Sign up for KK&P’s newsletter here.

KK&P and Senior Recruiter Christophe Hille have worked with Philo Ridge Farm—a nonprofit demonstration farm in Vermont’s Champlain Valley—for several years on a variety of recruiting projects, from field researcher to managing director. Last year, Christophe helped place Marc St. Jacques as the farm’s new Executive Chef and Director of Food & Beverage. Marc has had a storied career already: chef-owner of Bar Bête in Brooklyn, Executive Chef for April Bloomfield at The Breslin, Executive Chef for Michael Mina in Las Vegas, and more. We caught up with Marc recently to talk about his experience leading Philo’s culinary program so far and about plans for the coming season. You can read more about the farm’s restaurant and market here.

In the restaurant industry, saying you’re farm-to-table is almost a given at a certain quality of restaurant. You’re working with farms, products, and vendors. We’re that times one hundred. Everything that’s grown on our property—every vegetable, fifty cows, eighty pigs, close to a hundred lamb, a couple thousand chickens—we have to use. That is such a different experience than going to a farmer’s market and picking up ten pounds of turnips. If we don’t use all the turnips, nobody’s going to use them.

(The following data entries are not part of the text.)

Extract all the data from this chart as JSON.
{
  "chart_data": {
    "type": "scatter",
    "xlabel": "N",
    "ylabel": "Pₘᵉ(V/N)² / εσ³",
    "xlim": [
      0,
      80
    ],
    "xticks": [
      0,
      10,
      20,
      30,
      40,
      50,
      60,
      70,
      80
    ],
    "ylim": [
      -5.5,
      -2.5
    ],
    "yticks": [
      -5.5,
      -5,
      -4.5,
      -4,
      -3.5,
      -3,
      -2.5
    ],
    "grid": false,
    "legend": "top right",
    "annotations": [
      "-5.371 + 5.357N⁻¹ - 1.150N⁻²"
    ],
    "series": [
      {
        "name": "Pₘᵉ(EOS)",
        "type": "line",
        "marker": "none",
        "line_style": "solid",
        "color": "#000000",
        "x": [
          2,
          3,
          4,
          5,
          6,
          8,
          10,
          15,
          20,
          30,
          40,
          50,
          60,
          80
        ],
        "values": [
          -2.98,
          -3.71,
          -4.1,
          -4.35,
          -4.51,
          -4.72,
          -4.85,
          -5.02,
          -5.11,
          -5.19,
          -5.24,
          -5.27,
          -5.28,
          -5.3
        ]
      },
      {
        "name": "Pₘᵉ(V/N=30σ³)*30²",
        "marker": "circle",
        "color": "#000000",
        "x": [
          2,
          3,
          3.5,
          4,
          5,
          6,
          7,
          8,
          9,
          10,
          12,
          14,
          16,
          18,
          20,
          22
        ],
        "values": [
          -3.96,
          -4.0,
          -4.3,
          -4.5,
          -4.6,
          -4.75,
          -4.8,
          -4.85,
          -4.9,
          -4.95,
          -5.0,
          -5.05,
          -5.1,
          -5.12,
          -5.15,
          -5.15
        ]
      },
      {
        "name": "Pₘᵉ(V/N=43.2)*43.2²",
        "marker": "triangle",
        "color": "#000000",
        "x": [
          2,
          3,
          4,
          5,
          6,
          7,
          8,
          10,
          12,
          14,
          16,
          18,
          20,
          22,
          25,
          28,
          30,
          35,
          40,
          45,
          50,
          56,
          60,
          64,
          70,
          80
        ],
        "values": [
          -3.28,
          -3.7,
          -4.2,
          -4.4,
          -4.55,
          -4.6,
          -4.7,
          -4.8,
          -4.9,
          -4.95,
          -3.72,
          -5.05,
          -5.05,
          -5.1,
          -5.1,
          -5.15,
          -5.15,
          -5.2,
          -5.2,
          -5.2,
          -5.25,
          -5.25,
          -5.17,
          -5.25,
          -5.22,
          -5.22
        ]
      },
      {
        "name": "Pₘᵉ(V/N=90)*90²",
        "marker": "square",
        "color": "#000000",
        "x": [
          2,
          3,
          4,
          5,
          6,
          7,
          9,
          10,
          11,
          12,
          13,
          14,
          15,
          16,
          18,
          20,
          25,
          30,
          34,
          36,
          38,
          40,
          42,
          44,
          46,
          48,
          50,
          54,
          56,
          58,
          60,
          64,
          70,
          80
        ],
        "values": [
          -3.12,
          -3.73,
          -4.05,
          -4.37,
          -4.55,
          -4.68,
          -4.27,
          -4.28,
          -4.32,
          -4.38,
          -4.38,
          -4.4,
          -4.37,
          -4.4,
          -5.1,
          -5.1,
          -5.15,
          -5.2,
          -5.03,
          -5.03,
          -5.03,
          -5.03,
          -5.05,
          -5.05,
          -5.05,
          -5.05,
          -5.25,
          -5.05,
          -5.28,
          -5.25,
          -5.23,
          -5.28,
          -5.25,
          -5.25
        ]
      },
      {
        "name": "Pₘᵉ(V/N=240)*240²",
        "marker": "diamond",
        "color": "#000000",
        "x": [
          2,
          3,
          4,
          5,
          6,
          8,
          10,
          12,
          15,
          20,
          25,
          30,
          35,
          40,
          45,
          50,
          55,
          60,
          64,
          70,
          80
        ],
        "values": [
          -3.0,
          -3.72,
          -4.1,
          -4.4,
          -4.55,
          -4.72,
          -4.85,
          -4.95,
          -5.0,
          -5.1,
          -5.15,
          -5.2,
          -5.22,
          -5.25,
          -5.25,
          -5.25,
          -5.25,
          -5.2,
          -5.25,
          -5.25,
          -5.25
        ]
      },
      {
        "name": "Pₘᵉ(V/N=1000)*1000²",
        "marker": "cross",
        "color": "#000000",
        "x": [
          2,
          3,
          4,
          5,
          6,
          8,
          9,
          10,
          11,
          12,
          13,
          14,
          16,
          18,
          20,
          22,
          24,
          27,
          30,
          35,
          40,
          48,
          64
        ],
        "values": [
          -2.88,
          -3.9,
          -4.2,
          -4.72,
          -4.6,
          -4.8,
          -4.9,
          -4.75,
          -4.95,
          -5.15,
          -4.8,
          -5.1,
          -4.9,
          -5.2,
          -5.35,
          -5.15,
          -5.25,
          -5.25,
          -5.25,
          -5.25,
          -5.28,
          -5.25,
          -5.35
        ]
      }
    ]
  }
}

That sparks a lot of creativity, especially in the summertime. When it’s tomato season here, we have tomatoes in eight dishes. We’re putting it on as many things as we possibly can, first because we have to, but second, because it’s so amazing. Recently, we had lots of overgrown cilantro plants so we steeped tons and tons of the stems just before dinner service and making this incredible chicken soup out of it. You can imagine how floral that was. In most farm-to-table restaurants, the seasons drive what they’re doing and what products are available at the market, and they pick those products based on what they need and what looks best. We have to use what we’ve got, and there’s times where we also have to use product that aren’t perfect.

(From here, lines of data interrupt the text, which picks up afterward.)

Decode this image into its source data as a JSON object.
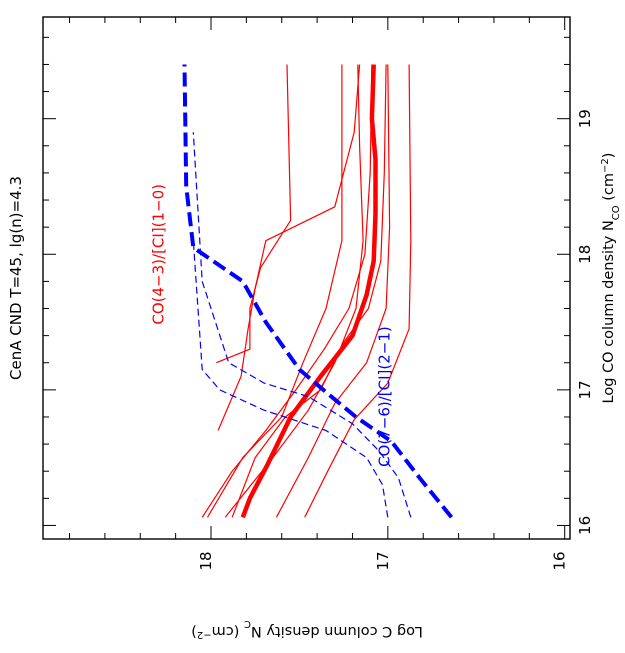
{
  "chart_data": {
    "type": "line",
    "title": "CenA CND T=45, lg(n)=4.3",
    "xlabel": "Log CO column density N_CO (cm^-2)",
    "ylabel": "Log C column density N_C (cm^-2)",
    "xlabel_parts": {
      "main": "Log CO column density N",
      "sub": "CO",
      "unit_open": " (cm",
      "sup": "−2",
      "unit_close": ")"
    },
    "ylabel_parts": {
      "main": "Log C column density N",
      "sub": "C",
      "unit_open": " (cm",
      "sup": "−2",
      "unit_close": ")"
    },
    "xlim": [
      15.9,
      19.75
    ],
    "ylim": [
      15.97,
      18.95
    ],
    "x_ticks": [
      {
        "value": 16,
        "label": "16"
      },
      {
        "value": 17,
        "label": "17"
      },
      {
        "value": 18,
        "label": "18"
      },
      {
        "value": 19,
        "label": "19"
      }
    ],
    "y_ticks": [
      {
        "value": 16,
        "label": "16"
      },
      {
        "value": 17,
        "label": "17"
      },
      {
        "value": 18,
        "label": "18"
      }
    ],
    "annotations": [
      {
        "text": "CO(4−3)/[CI](1−0)",
        "color": "#ff0000",
        "x": 18.0,
        "y": 18.27
      },
      {
        "text": "CO(7−6)/[CI](2−1)",
        "color": "#0000ff",
        "x": 16.95,
        "y": 16.99
      }
    ],
    "colors": {
      "red": "#ff0000",
      "blue": "#0000ff",
      "axis": "#000000"
    },
    "series": [
      {
        "color": "#ff0000",
        "style": "solid",
        "width": 1.2,
        "points": [
          [
            16.06,
            17.47
          ],
          [
            16.4,
            17.34
          ],
          [
            16.78,
            17.19
          ],
          [
            17.05,
            17.0
          ],
          [
            17.45,
            16.88
          ],
          [
            18.1,
            16.87
          ],
          [
            19.4,
            16.88
          ]
        ]
      },
      {
        "color": "#ff0000",
        "style": "solid",
        "width": 1.2,
        "points": [
          [
            16.06,
            17.63
          ],
          [
            16.5,
            17.45
          ],
          [
            16.9,
            17.3
          ],
          [
            17.2,
            17.12
          ],
          [
            17.6,
            17.01
          ],
          [
            18.2,
            16.99
          ],
          [
            19.4,
            17.0
          ]
        ]
      },
      {
        "color": "#ff0000",
        "style": "bold",
        "width": 4.5,
        "points": [
          [
            16.06,
            17.82
          ],
          [
            16.2,
            17.78
          ],
          [
            16.45,
            17.68
          ],
          [
            16.8,
            17.55
          ],
          [
            17.1,
            17.38
          ],
          [
            17.4,
            17.2
          ],
          [
            17.7,
            17.12
          ],
          [
            17.95,
            17.08
          ],
          [
            18.3,
            17.07
          ],
          [
            18.7,
            17.07
          ],
          [
            19.0,
            17.09
          ],
          [
            19.4,
            17.08
          ]
        ]
      },
      {
        "color": "#ff0000",
        "style": "solid",
        "width": 1.2,
        "points": [
          [
            16.06,
            17.92
          ],
          [
            16.5,
            17.65
          ],
          [
            16.85,
            17.45
          ],
          [
            17.2,
            17.3
          ],
          [
            17.6,
            17.18
          ],
          [
            18.1,
            17.14
          ],
          [
            18.8,
            17.16
          ],
          [
            19.4,
            17.17
          ]
        ]
      },
      {
        "color": "#ff0000",
        "style": "solid",
        "width": 1.2,
        "points": [
          [
            16.06,
            18.02
          ],
          [
            16.5,
            17.82
          ],
          [
            16.8,
            17.6
          ],
          [
            17.2,
            17.48
          ],
          [
            17.6,
            17.35
          ],
          [
            18.1,
            17.26
          ],
          [
            18.7,
            17.26
          ],
          [
            19.4,
            17.26
          ]
        ]
      },
      {
        "color": "#ff0000",
        "style": "solid",
        "width": 1.2,
        "points": [
          [
            16.06,
            17.88
          ],
          [
            16.5,
            17.75
          ],
          [
            16.8,
            17.58
          ],
          [
            17.0,
            17.38
          ],
          [
            17.35,
            17.25
          ],
          [
            17.6,
            17.11
          ],
          [
            17.95,
            17.04
          ],
          [
            18.6,
            17.02
          ],
          [
            19.4,
            17.01
          ]
        ]
      },
      {
        "color": "#ff0000",
        "style": "solid",
        "width": 1.2,
        "points": [
          [
            16.06,
            18.05
          ],
          [
            16.4,
            17.88
          ],
          [
            16.7,
            17.69
          ],
          [
            17.0,
            17.52
          ],
          [
            17.3,
            17.36
          ],
          [
            17.6,
            17.22
          ],
          [
            18.0,
            17.13
          ],
          [
            18.6,
            17.1
          ],
          [
            19.4,
            17.09
          ]
        ]
      },
      {
        "color": "#ff0000",
        "style": "solid",
        "width": 1.2,
        "points": [
          [
            16.7,
            17.96
          ],
          [
            17.1,
            17.83
          ],
          [
            17.45,
            17.79
          ],
          [
            17.75,
            17.75
          ],
          [
            18.1,
            17.69
          ],
          [
            18.35,
            17.3
          ],
          [
            18.6,
            17.25
          ],
          [
            18.9,
            17.19
          ],
          [
            19.4,
            17.16
          ]
        ]
      },
      {
        "color": "#ff0000",
        "style": "solid",
        "width": 1.2,
        "points": [
          [
            17.2,
            17.97
          ],
          [
            17.3,
            17.78
          ],
          [
            17.6,
            17.78
          ],
          [
            17.9,
            17.72
          ],
          [
            18.25,
            17.55
          ],
          [
            19.4,
            17.57
          ]
        ]
      },
      {
        "color": "#0000ff",
        "style": "bold-dash",
        "width": 4.0,
        "points": [
          [
            16.06,
            16.64
          ],
          [
            16.35,
            16.82
          ],
          [
            16.62,
            16.98
          ],
          [
            16.8,
            17.18
          ],
          [
            16.95,
            17.32
          ],
          [
            17.15,
            17.5
          ],
          [
            17.5,
            17.69
          ],
          [
            17.8,
            17.82
          ],
          [
            18.05,
            18.1
          ],
          [
            18.5,
            18.14
          ],
          [
            19.4,
            18.15
          ]
        ]
      },
      {
        "color": "#0000ff",
        "style": "dash",
        "width": 1.2,
        "points": [
          [
            16.06,
            16.87
          ],
          [
            16.35,
            16.94
          ],
          [
            16.55,
            17.05
          ],
          [
            16.75,
            17.2
          ],
          [
            16.95,
            17.45
          ],
          [
            17.05,
            17.7
          ],
          [
            17.2,
            17.9
          ],
          [
            17.8,
            18.05
          ],
          [
            18.9,
            18.1
          ]
        ]
      },
      {
        "color": "#0000ff",
        "style": "dash",
        "width": 1.2,
        "points": [
          [
            16.06,
            17.0
          ],
          [
            16.3,
            17.03
          ],
          [
            16.5,
            17.12
          ],
          [
            16.7,
            17.35
          ],
          [
            16.85,
            17.7
          ],
          [
            17.0,
            17.95
          ],
          [
            17.15,
            18.05
          ],
          [
            18.1,
            18.1
          ]
        ]
      }
    ]
  }
}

First, the flavor is incredible. We’re a farm in a very specific part of the country, on this specific ridge, and that creates different drainage patterns, different wind problems, different sun issues, all positive and negatives. That leads to the flavor of the beef. The meat has a lot of grassiness and a skosh of gaminess on the end, but it’s very tender. Some of the flavor pairings are a little bit different because of that profile. Classically, when cooking with game or lamb, you often introduce a little more herbiness or some fruit and sweetness. Our beef can take a bit more sweetness in dishes than you might do with conventional beef. The texture of the meat is different as well. It’s softer, so when you’re butchering you have to cut it differently. When you’re cooking it, we’ve noticed that we need to move a lot—it can’t sit hard on one spot—and introduce basting flavors or basting fat while cooking.

Jeremy, our farmer, and Charlie, our production sous-chef, worked a lot on radicchios and chicories this year. Using what we have a lot of, we made radicchio stuffed with ground beef and Jasper Hill blue cheese, with raisins, mint, parsley and all these different things in there. Then we braised those slowly in a slightly vinegared beef broth, which gives the radicchio a bright pickled color while the blue cheese kind of melts into the sauce. You get the acidity and the classic, rich, blue cheese and beef combination. It was a great way to use a product that we have an abundance of, but doing so in a creative and also familiar way. When you have a few of these stuffed radicchios going out to a table, and people can share the dish—it’s a beautiful thing.

There are two main things that I’m excited about. One of them is more about the overall animal harvesting cycle, which we spent a lot of time working on this year. It’s about spreading out our butchery program, having different products available year-round, and learning all the beautiful things to do with a pig—for instance—at 175, 275 and even 325 pounds. This is the stuff that’s so incredibly exciting because we’re not just reacting. We’re learning, growing and planning.

From a structural place, we’ve put a lot of effort into our kitchen and dining room this year, especially on making the kitchen a beautiful place for guests to come into. We’re looking at putting a wood burning oven into our open-sided summer barn so we can do something a more casual and rustic. I was fortunate to grow up with grandparents who had a 150-acre farm. When I talk about the dining here, I think about how I ate at my grandparents’ farm. There would be days when we had backyard cook-outs but we also sat in the dining room, sitting up straight and with our best manners. That’s similar to what we’re trying to accomplish here. Maybe one time you’re listening to live music, eating wood-fired asparagus with flatbreads and a cold beer in the summer barn. But then another time come in for a more formal dinner and an amazing night of storytelling on the farm’s products and history. We want to feed people and let them experience this amazing place in as many ways as we can.